Housebreaking by Dan Pope
Monday, June 1, 2015 at 9:23AM
TChris in Dan Pope, General Fiction

Published by Simon & Schuster on May 12, 2015

A troubled marriage, a rebellious child, extramarital sex, a workplace fling. All of those are ingredients of a standard domestic drama, but Housebreaking is more inventive than the norm. It spins off in directions I did not anticipate. The title has a couple of distinct meanings but the book is largely about a family that, while intact, is clearly broken.

The story introduces Andrew and Audrey Martin-Murray as they are house shopping in Wintonbury, a Hartford suburb. While Andrew can't understand how their family of three could possibly live in a 2,000 square foot home, Audrey is charmed by a dilapidated old house that has yet to be torn down in a neighborhood of McMansions. She is less charmed by a husband who is rarely home and with whom she has little in common. Her daughter Emily might be even harder to deal with than her husband. Their ways of coping with the loss of Emily's brother (a death that precedes the opening of the novel) are quite different.

Down the street, Benjamin Mandelbaum is, at the age of 44, back in the house where he grew up, having moved in with Leonard, his father, after separating from his wife in their 24th year of marriage. Benjamin, who spends most of his time trying to figure out what he wants, is linked to Audrey by the high school crush he once had on her.

The first section of the novel focuses on the Mandelbaums.
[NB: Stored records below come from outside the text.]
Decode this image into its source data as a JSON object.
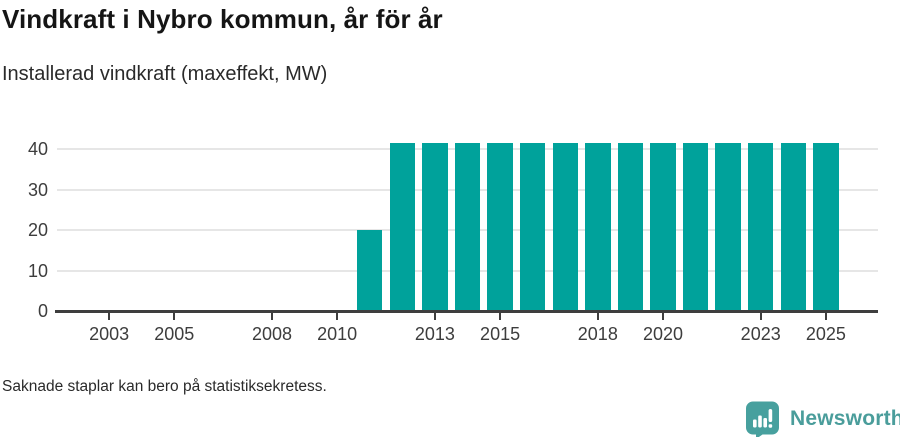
{
  "page": {
    "title": "Vindkraft i Nybro kommun, år för år",
    "subtitle": "Installerad vindkraft (maxeffekt, MW)",
    "footnote": "Saknade staplar kan bero på statistiksekretess.",
    "brand": {
      "name": "Newsworthy",
      "logo_icon": "speech-bubble-bar-chart-icon",
      "color": "#4a9d9b",
      "icon_color": "#47a09e"
    }
  },
  "chart_data": {
    "type": "bar",
    "title": "Vindkraft i Nybro kommun, år för år",
    "subtitle": "Installerad vindkraft (maxeffekt, MW)",
    "unit": "MW",
    "bar_color": "#00a29b",
    "grid": "horizontal",
    "legend": "none",
    "x_ticks": [
      2003,
      2005,
      2008,
      2010,
      2013,
      2015,
      2018,
      2020,
      2023,
      2025
    ],
    "x_range": [
      2001.4,
      2026.6
    ],
    "y_ticks": [
      0,
      10,
      20,
      30,
      40
    ],
    "ylim": [
      0,
      43
    ],
    "axis_color": "#3e3e3e",
    "grid_color": "#e6e6e6",
    "bars": [
      {
        "year": 2011,
        "value": 20
      },
      {
        "year": 2012,
        "value": 41.5
      },
      {
        "year": 2013,
        "value": 41.5
      },
      {
        "year": 2014,
        "value": 41.5
      },
      {
        "year": 2015,
        "value": 41.5
      },
      {
        "year": 2016,
        "value": 41.5
      },
      {
        "year": 2017,
        "value": 41.5
      },
      {
        "year": 2018,
        "value": 41.5
      },
      {
        "year": 2019,
        "value": 41.5
      },
      {
        "year": 2020,
        "value": 41.5
      },
      {
        "year": 2021,
        "value": 41.5
      },
      {
        "year": 2022,
        "value": 41.5
      },
      {
        "year": 2023,
        "value": 41.5
      },
      {
        "year": 2024,
        "value": 41.5
      },
      {
        "year": 2025,
        "value": 41.5
      }
    ]
  }
}
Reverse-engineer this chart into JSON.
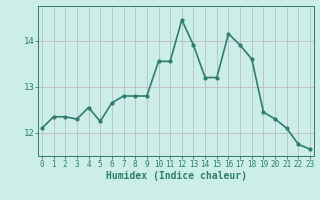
{
  "x": [
    0,
    1,
    2,
    3,
    4,
    5,
    6,
    7,
    8,
    9,
    10,
    11,
    12,
    13,
    14,
    15,
    16,
    17,
    18,
    19,
    20,
    21,
    22,
    23
  ],
  "y": [
    12.1,
    12.35,
    12.35,
    12.3,
    12.55,
    12.25,
    12.65,
    12.8,
    12.8,
    12.8,
    13.55,
    13.55,
    14.45,
    13.9,
    13.2,
    13.2,
    14.15,
    13.9,
    13.6,
    12.45,
    12.3,
    12.1,
    11.75,
    11.65
  ],
  "line_color": "#2e7d6e",
  "marker": "o",
  "marker_size": 2,
  "bg_color": "#cceee8",
  "grid_major_color": "#c0b8c8",
  "grid_minor_color": "#c0b8c8",
  "tick_color": "#2e7d6e",
  "xlabel": "Humidex (Indice chaleur)",
  "xlabel_fontsize": 7,
  "ylim": [
    11.5,
    14.75
  ],
  "yticks": [
    12,
    13,
    14
  ],
  "xticks": [
    0,
    1,
    2,
    3,
    4,
    5,
    6,
    7,
    8,
    9,
    10,
    11,
    12,
    13,
    14,
    15,
    16,
    17,
    18,
    19,
    20,
    21,
    22,
    23
  ],
  "line_width": 1.2
}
The rest of the story provides an x-ray view of the interiors of Audrey, Andrew, and Emily. Each section of the novel reveals certain pivotal moments from the perspective of each family member. There is little overlap, however, since each character has his or her own story -- stories that are vastly different, reflecting lives lived apart from the family unit. Each family member has an ugly secret and each lives in fear that the other family members will discover that secret. They all have reason to feel guilty but they are all too self-absorbed to notice the guilty feelings that the other family members manifest. This is ultimately a story about family members who create tragedy by never being there for each other.
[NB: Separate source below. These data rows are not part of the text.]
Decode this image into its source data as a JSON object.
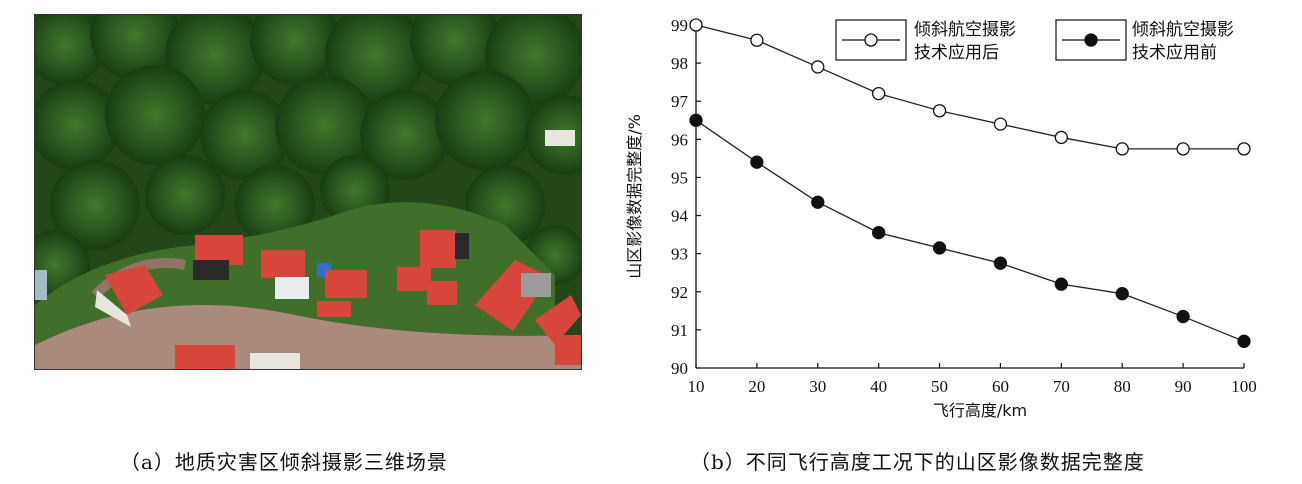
{
  "panel_a": {
    "caption": "（a）地质灾害区倾斜摄影三维场景",
    "image_description_icon": "aerial-oblique-photo-icon"
  },
  "panel_b": {
    "caption": "（b）不同飞行高度工况下的山区影像数据完整度"
  },
  "chart_data": {
    "type": "line",
    "title": "",
    "xlabel": "飞行高度/km",
    "ylabel": "山区影像数据完整度/%",
    "x": [
      10,
      20,
      30,
      40,
      50,
      60,
      70,
      80,
      90,
      100
    ],
    "xlim": [
      10,
      100
    ],
    "ylim": [
      90,
      99
    ],
    "x_ticks": [
      10,
      20,
      30,
      40,
      50,
      60,
      70,
      80,
      90,
      100
    ],
    "y_ticks": [
      90,
      91,
      92,
      93,
      94,
      95,
      96,
      97,
      98,
      99
    ],
    "grid": false,
    "legend_position": "top",
    "series": [
      {
        "name": "倾斜航空摄影技术应用后",
        "legend_lines": [
          "倾斜航空摄影",
          "技术应用后"
        ],
        "marker": "open-circle",
        "color": "#222222",
        "values": [
          99.0,
          98.6,
          97.9,
          97.2,
          96.75,
          96.4,
          96.05,
          95.75,
          95.75,
          95.75
        ]
      },
      {
        "name": "倾斜航空摄影技术应用前",
        "legend_lines": [
          "倾斜航空摄影",
          "技术应用前"
        ],
        "marker": "filled-circle",
        "color": "#222222",
        "values": [
          96.5,
          95.4,
          94.35,
          93.55,
          93.15,
          92.75,
          92.2,
          91.95,
          91.35,
          90.7
        ]
      }
    ]
  }
}
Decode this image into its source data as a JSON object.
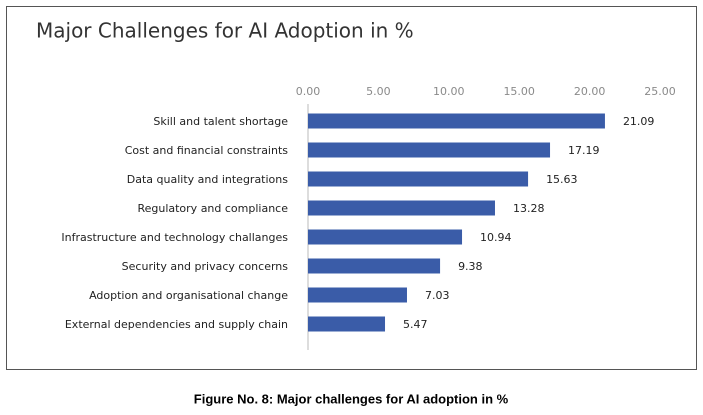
{
  "chart_data": {
    "type": "bar",
    "orientation": "horizontal",
    "title": "Major Challenges for AI Adoption in %",
    "caption": "Figure No. 8: Major challenges for AI adoption in %",
    "categories": [
      "Skill and talent shortage",
      "Cost and financial constraints",
      "Data quality and integrations",
      "Regulatory and compliance",
      "Infrastructure and technology challanges",
      "Security and privacy concerns",
      "Adoption and organisational change",
      "External dependencies and supply chain"
    ],
    "values": [
      21.09,
      17.19,
      15.63,
      13.28,
      10.94,
      9.38,
      7.03,
      5.47
    ],
    "color": "#3a5ca8",
    "xlim": [
      0,
      25
    ],
    "xticks": [
      {
        "value": 0,
        "label": "0.00"
      },
      {
        "value": 5,
        "label": "5.00"
      },
      {
        "value": 10,
        "label": "10.00"
      },
      {
        "value": 15,
        "label": "15.00"
      },
      {
        "value": 20,
        "label": "20.00"
      },
      {
        "value": 25,
        "label": "25.00"
      }
    ],
    "grid": false
  }
}
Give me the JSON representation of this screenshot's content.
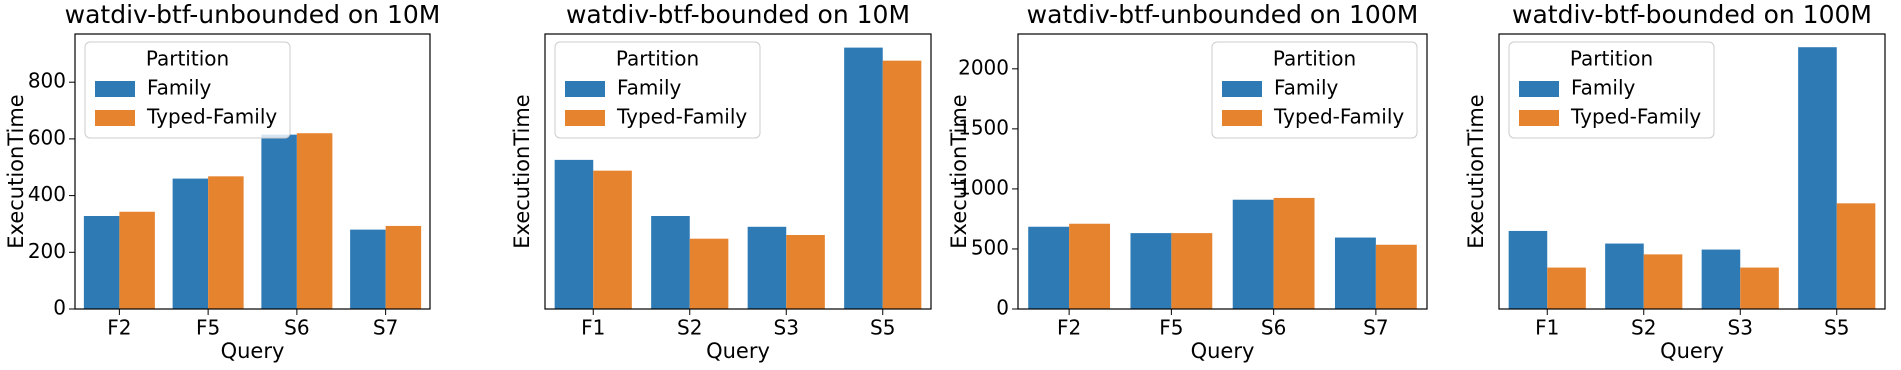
{
  "chart_data": [
    {
      "type": "bar",
      "title": "watdiv-btf-unbounded on 10M",
      "x_label": "Query",
      "y_label": "ExecutionTime",
      "categories": [
        "F2",
        "F5",
        "S6",
        "S7"
      ],
      "series": [
        {
          "name": "Family",
          "color": "#2e7ab5",
          "values": [
            328,
            460,
            615,
            280
          ]
        },
        {
          "name": "Typed-Family",
          "color": "#e6832e",
          "values": [
            343,
            468,
            620,
            293
          ]
        }
      ],
      "ylim": [
        0,
        970
      ],
      "yticks": [
        0,
        200,
        400,
        600,
        800
      ],
      "legend": "upper left",
      "legend_title": "Partition"
    },
    {
      "type": "bar",
      "title": "watdiv-btf-bounded on 10M",
      "x_label": "Query",
      "y_label": "ExecutionTime",
      "categories": [
        "F1",
        "S2",
        "S3",
        "S5"
      ],
      "series": [
        {
          "name": "Family",
          "color": "#2e7ab5",
          "values": [
            526,
            328,
            290,
            922
          ]
        },
        {
          "name": "Typed-Family",
          "color": "#e6832e",
          "values": [
            488,
            248,
            261,
            876
          ]
        }
      ],
      "ylim": [
        0,
        970
      ],
      "legend": "upper left",
      "legend_title": "Partition"
    },
    {
      "type": "bar",
      "title": "watdiv-btf-unbounded on 100M",
      "x_label": "Query",
      "y_label": "ExecutionTime",
      "categories": [
        "F2",
        "F5",
        "S6",
        "S7"
      ],
      "series": [
        {
          "name": "Family",
          "color": "#2e7ab5",
          "values": [
            685,
            632,
            910,
            595
          ]
        },
        {
          "name": "Typed-Family",
          "color": "#e6832e",
          "values": [
            710,
            632,
            925,
            535
          ]
        }
      ],
      "ylim": [
        0,
        2290
      ],
      "yticks": [
        0,
        500,
        1000,
        1500,
        2000
      ],
      "legend": "upper right",
      "legend_title": "Partition"
    },
    {
      "type": "bar",
      "title": "watdiv-btf-bounded on 100M",
      "x_label": "Query",
      "y_label": "ExecutionTime",
      "categories": [
        "F1",
        "S2",
        "S3",
        "S5"
      ],
      "series": [
        {
          "name": "Family",
          "color": "#2e7ab5",
          "values": [
            650,
            545,
            495,
            2180
          ]
        },
        {
          "name": "Typed-Family",
          "color": "#e6832e",
          "values": [
            345,
            455,
            345,
            880
          ]
        }
      ],
      "ylim": [
        0,
        2290
      ],
      "legend": "upper left",
      "legend_title": "Partition"
    }
  ]
}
I love the life that Dan Pope breathes into his characters. The genius of this novel is its ability to create sympathy for badly behaving characters who aren't at all sympathetic. Small sections of the novel (primarily Emily's conversations with her dead brother) seem obvious and manipulative compared to the rest and I was disappointed that more was not made of Benjamin's father, given his early prominence. The story leaves much unresolved, but life is always unresolved until we die, so -- despite my curiosity about the outcome of Andrew's life -- the story's unfinished nature did not trouble me greatly.